Sadly, I've forgetten the accepted history of the synthesizer. Did Prof. Moog descend from the mountain top to impart the mystic benefits of his new electronic musicianship? Or maybe it was Stockhausen preaching to assembled acolytes, including C3PO and members of the nascent Kraftwerk, whilst a mass of wires and circuitry hummed and fizzed in their midst. Either way, it's unlikely that the great pioneers were devoting much thought to the effects of their music revelation upon the genre of stoner rock, not least because it probably didn't exist at the time.

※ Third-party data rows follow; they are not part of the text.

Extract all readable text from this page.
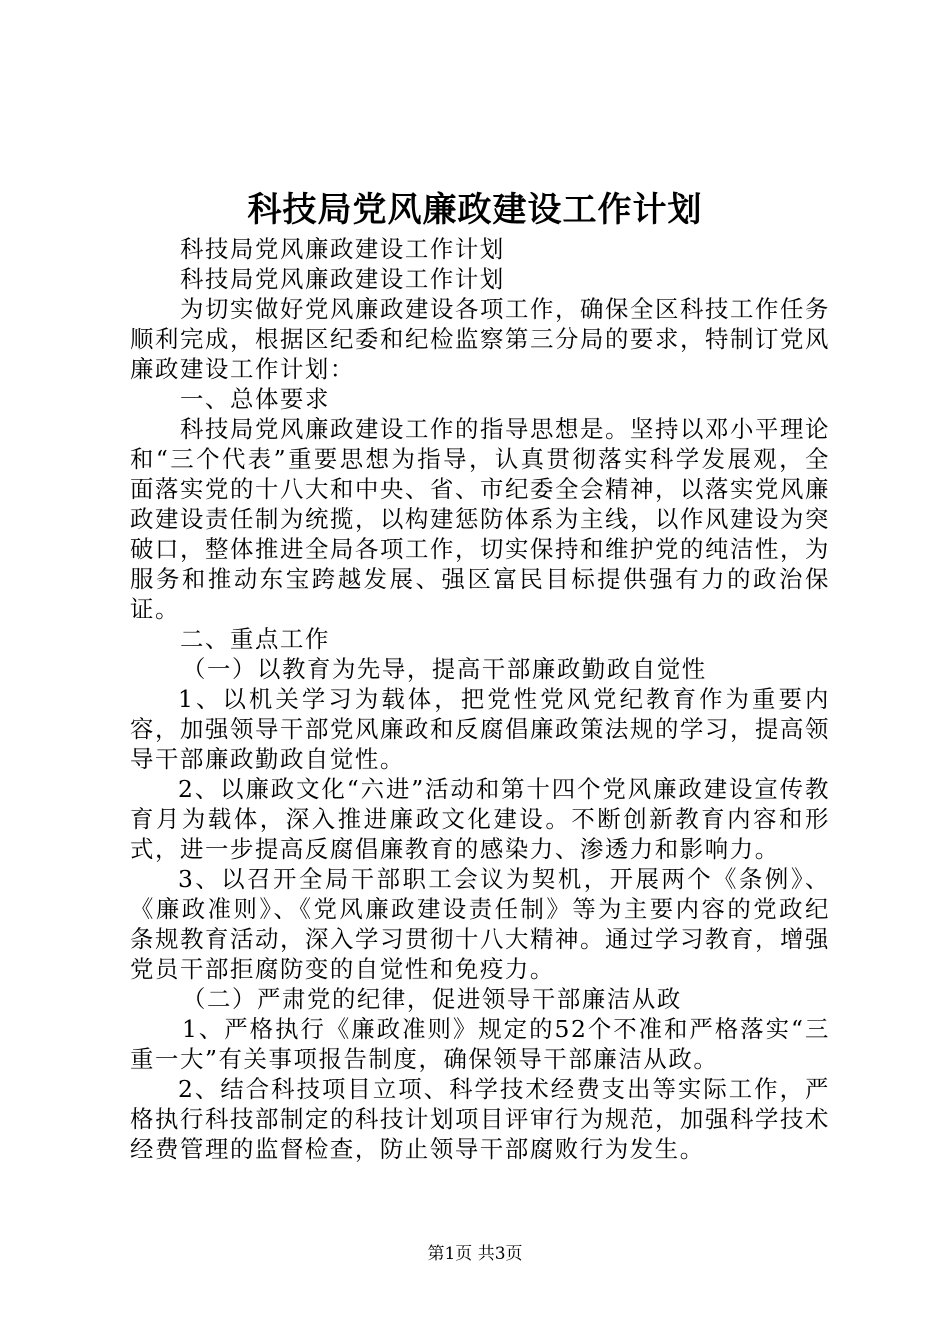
科技局党风廉政建设工作计划

科技局党风廉政建设工作计划

科技局党风廉政建设工作计划

为切实做好党风廉政建设各项工作，确保全区科技工作任务顺利完成，根据区纪委和纪检监察第三分局的要求，特制订党风廉政建设工作计划：

一、总体要求

科技局党风廉政建设工作的指导思想是。坚持以邓小平理论和“三个代表”重要思想为指导，认真贯彻落实科学发展观，全面落实党的十八大和中央、省、市纪委全会精神，以落实党风廉政建设责任制为统揽，以构建惩防体系为主线，以作风建设为突破口，整体推进全局各项工作，切实保持和维护党的纯洁性，为服务和推动东宝跨越发展、强区富民目标提供强有力的政治保证。

二、重点工作

（一）以教育为先导，提高干部廉政勤政自觉性

1、以机关学习为载体，把党性党风党纪教育作为重要内容，加强领导干部党风廉政和反腐倡廉政策法规的学习，提高领导干部廉政勤政自觉性。

2、以廉政文化“六进”活动和第十四个党风廉政建设宣传教育月为载体，深入推进廉政文化建设。不断创新教育内容和形式，进一步提高反腐倡廉教育的感染力、渗透力和影响力。

3、以召开全局干部职工会议为契机，开展两个《条例》、《廉政准则》、《党风廉政建设责任制》等为主要内容的党政纪条规教育活动，深入学习贯彻十八大精神。通过学习教育，增强党员干部拒腐防变的自觉性和免疫力。

（二）严肃党的纪律，促进领导干部廉洁从政

1、严格执行《廉政准则》规定的52个不准和严格落实“三重一大”有关事项报告制度，确保领导干部廉洁从政。

2、结合科技项目立项、科学技术经费支出等实际工作，严格执行科技部制定的科技计划项目评审行为规范，加强科学技术经费管理的监督检查，防止领导干部腐败行为发生。

第1页 共3页
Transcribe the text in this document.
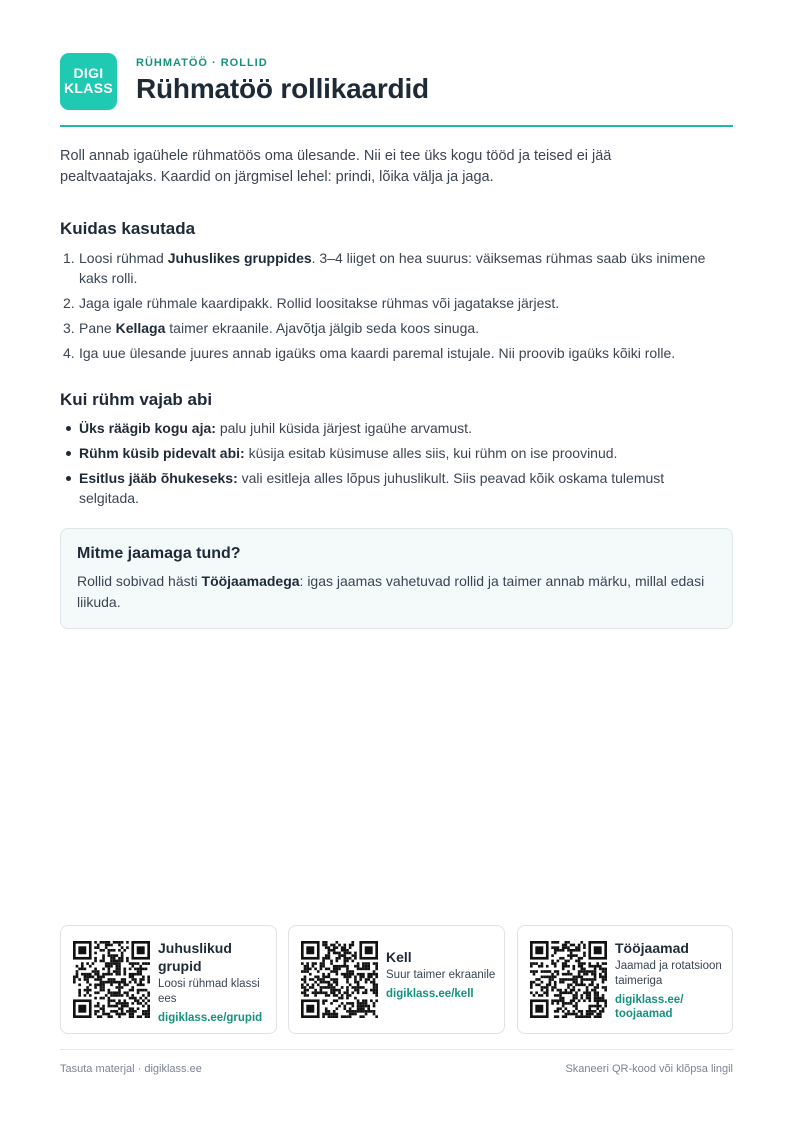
DIGI
KLASS
RÜHMATÖÖ · ROLLID
Rühmatöö rollikaardid

Roll annab igaühele rühmatöös oma ülesande. Nii ei tee üks kogu tööd ja teised ei jää pealtvaatajaks. Kaardid on järgmisel lehel: prindi, lõika välja ja jaga.

Kuidas kasutada
1. Loosi rühmad Juhuslikes gruppides. 3–4 liiget on hea suurus: väiksemas rühmas saab üks inimene kaks rolli.
2. Jaga igale rühmale kaardipakk. Rollid loositakse rühmas või jagatakse järjest.
3. Pane Kellaga taimer ekraanile. Ajavõtja jälgib seda koos sinuga.
4. Iga uue ülesande juures annab igaüks oma kaardi paremal istujale. Nii proovib igaüks kõiki rolle.
Kui rühm vajab abi
Üks räägib kogu aja: palu juhil küsida järjest igaühe arvamust.
Rühm küsib pidevalt abi: küsija esitab küsimuse alles siis, kui rühm on ise proovinud.
Esitlus jääb õhukeseks: vali esitleja alles lõpus juhuslikult. Siis peavad kõik oskama tulemust selgitada.
Mitme jaamaga tund?
Rollid sobivad hästi Tööjaamadega: igas jaamas vahetuvad rollid ja taimer annab märku, millal edasi liikuda.
Juhuslikud grupid
Loosi rühmad klassi ees
digiklass.ee/grupid
Kell
Suur taimer ekraanile
digiklass.ee/kell
Tööjaamad
Jaamad ja rotatsioon taimeriga
digiklass.ee/ toojaamad
Tasuta materjal · digiklass.ee	Skaneeri QR-kood või klõpsa lingil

However James Chapman (aka Maps), in spite of using a good number of real instruments as well, has succeeded in making a hypnotic epic that has a very real feeling of having been cobbled together on his own with only modern technology to assist him. There are tracks such as 'So Low, So High' and 'Eloise' where the machinery manages very effectively to mimic the wall of guitar fuzz and harmonics requisite for an effective stoner wall of sound.
'It Will Find You' and 'Lost My Soul' both hit the spot in their tendency towards the purposefully repetitive whereas others of slower tempo, such as 'Glory Verse', conjure up a sense of the ethereal. But where this album really wins is with its mastery of the slow builder. It has its share of tracks that take their time to deliver, but are all the more rewarding for it.
Don't expect instant gratification through a single killer hook here. It's a disc in which to immerse yourself and, dare I say, one of which the founding fathers of basic electronic production would have been proud.